Se sellaba así, por esas razones, el fin de esta institución, uno de los Centros de Historia de más rica tradición en el país. En 1958 fue creado por Decreto de la Gobernación del estado Trujillo; dos años después ocuparía su sede definitiva, casa donde Bolívar firmara el Decreto de Guerra a Muerte. Ahí se desarrollaría la valiosísima colección del Museo Cristóbal Mendoza, la Sala de Arqueología Felipe Velázquez, la Biblioteca 24 de julio, y se resguardaría la muy importante biblioteca de Mario Briceño Iragorry, que será completamente desaparecida por el Comando Kuikas, que invade el Centro de Historia el 15 de diciembre de 2010.

Pancho Crespo Quintero


Desarraigo en dos generaciones

Hace unos días compartí un café con una gran amiga de un peculiar apellido italiano. Luego de abordar temas sobre libros, política y futuro, la vista me condujo hacia un pequeño baúl de aproximadamente un metro de ancho, encima del cual reposaban fotografías que describían la historia familiar que inició su padre en Venezuela.

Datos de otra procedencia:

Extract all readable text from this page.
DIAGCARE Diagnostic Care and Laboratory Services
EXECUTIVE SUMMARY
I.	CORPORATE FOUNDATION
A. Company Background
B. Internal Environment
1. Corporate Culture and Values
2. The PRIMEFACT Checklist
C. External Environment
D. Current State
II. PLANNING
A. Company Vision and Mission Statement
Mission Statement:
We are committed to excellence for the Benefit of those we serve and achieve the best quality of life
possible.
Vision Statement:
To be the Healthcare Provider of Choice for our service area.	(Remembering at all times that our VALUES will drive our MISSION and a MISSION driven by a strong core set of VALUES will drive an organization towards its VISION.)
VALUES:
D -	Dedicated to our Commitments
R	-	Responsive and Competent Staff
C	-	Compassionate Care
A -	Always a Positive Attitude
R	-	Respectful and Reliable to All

El muy pulido baúl de madera es cuanto pudo cargar su padre con lo que le quedaba de la vida que dejó atrás huyendo de la guerra. Así llegó al puerto guaireño lleno de esperanzas sin comprender que ese intrépido acto de atravesar el Atlántico formaría parte de la creación de una nueva generación de ciudadanos que se convertirían en una de las más preparadas y serían pieza fundamental en la creación de la naciente democracia venezolana.

Ahora esos rostros que cada nuevo día mira en la distancia repiten el ciclo de migrar a diversos destinos para no quedar atrapados en esta otra guerra del desaliento, la incertidumbre o el dolor.

La historia que hemos vivido permite augurar que quienes están en el exilio, como los que aún permanecen, devolverán a Venezuela su democracia; pero con la experiencia de haber conocido en carne propia a farsantes mesías que venden espejismos de igualdad para robarse todo un país.